While much of it is as shallow as a paddling pool, there's no denying the offbeat charm of this modern-day Jonathan Richman.
Like Richman, Green sings with a nasal drawl, the chief difference being an added warmth and richness to Green's baritone.
The effect is to create a hooded-eyed ambience, welcoming and non-threatening.
As he cruises through each vignette, his matter-of-factness lends him the demeanour of a friendly tour guide.
Stylistically, the album is a true road trip, passing through shimmying soul, Latin groove, gospel, pedal steel country corn and acoustic pop.
It all points to the hotchpotch nature of things in Green's world, where lyrics don't necessarily carry too much weight and where a sketch is more precious than an oil painting.
The consequence of all this frippery is a tendency to overdo it.
Few will reach album's end without a sense of having taken one too many treats from this bulging bag of allsorts.
However, several tunes are easily digested: Festival Song sports the muscular frame of a Mink Deville track; Tropical Island is genuinely catchy, funny and melodious; Be My Man morphs into a Sweet Jane riff, playing on Green's Lou Reed-like vocal delivery; and Twee Twee Dee is palatable disco.

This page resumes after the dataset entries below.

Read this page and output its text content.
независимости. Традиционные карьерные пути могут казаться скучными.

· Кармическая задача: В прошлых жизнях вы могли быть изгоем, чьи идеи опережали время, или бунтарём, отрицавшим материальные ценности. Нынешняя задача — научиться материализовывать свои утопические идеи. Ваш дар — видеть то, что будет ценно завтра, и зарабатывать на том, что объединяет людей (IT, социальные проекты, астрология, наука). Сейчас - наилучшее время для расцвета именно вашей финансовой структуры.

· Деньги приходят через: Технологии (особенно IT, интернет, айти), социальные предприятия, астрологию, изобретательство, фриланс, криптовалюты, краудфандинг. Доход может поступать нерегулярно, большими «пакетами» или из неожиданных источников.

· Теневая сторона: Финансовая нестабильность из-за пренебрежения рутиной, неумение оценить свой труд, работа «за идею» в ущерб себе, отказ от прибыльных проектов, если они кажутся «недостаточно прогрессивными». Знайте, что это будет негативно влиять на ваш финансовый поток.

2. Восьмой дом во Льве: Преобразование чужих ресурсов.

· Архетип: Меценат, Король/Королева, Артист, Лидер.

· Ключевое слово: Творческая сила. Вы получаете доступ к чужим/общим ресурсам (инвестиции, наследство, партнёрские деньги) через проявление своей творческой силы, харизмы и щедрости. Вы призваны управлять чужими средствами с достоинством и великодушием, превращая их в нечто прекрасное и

Take an antacid, just in case, and settle in for the tour. - Jeff Harford
> Tono. Love & Economics (EP). She'll Be Right Records.
4 stars (out of 5)
Dunedin musician Tono, aka Anthonie Tonnon, is obviously a good listener.
On the evidence of his EP, Love & Economics, he has somehow conducted a musical séance involving some rather clever songwriters (including some not even dead) and thus inspired has distilled the inspiration into his own quirky take on pop.
Recorded in December at the University of Otago's Albany St studio, mixed by the Tweeks' Stu Harwood and mastered by Dale Cotton and featuring Tono's band, the Finance Company (Matt Bodman, Chris Miller and Andy Straight), Love & Economics is an exercise in attention to detail where clever songcraft benefits from the ensemble's dynamic but nicely restrained delivery.
Opener Daffodils & A Cashbook, with its glistening stabs of guitar, provides a breezy platform for an impressive vocal performance from Tono (complete with stacks of backing harmonies); follow-up Busy Feet cheekily leaves the listener wanting more after just a minute and a-half of joyous, jaunty rambling; and No 7 Blonde combines dry lyrical humour with inventive, yet almost gentle, playing.
Over the space of five relatively short tracks, Tono manages to conjure a range of moods: there's a little bit of the late Warren Zevon in his lyrical phrasing, and a dash of George Harrison in his clustering of close harmonic intervals; elsewhere, there are hints of Ray Davies (the Kinks) and, closer to home, the Sneaky Feelings' Matthew Bannister and David Pine.
Not bad company, really. - Shane Gilchrist
Love & Economics is released on June 2.
Tono & the Finance Company play at Refuel, Dunedin, tonight.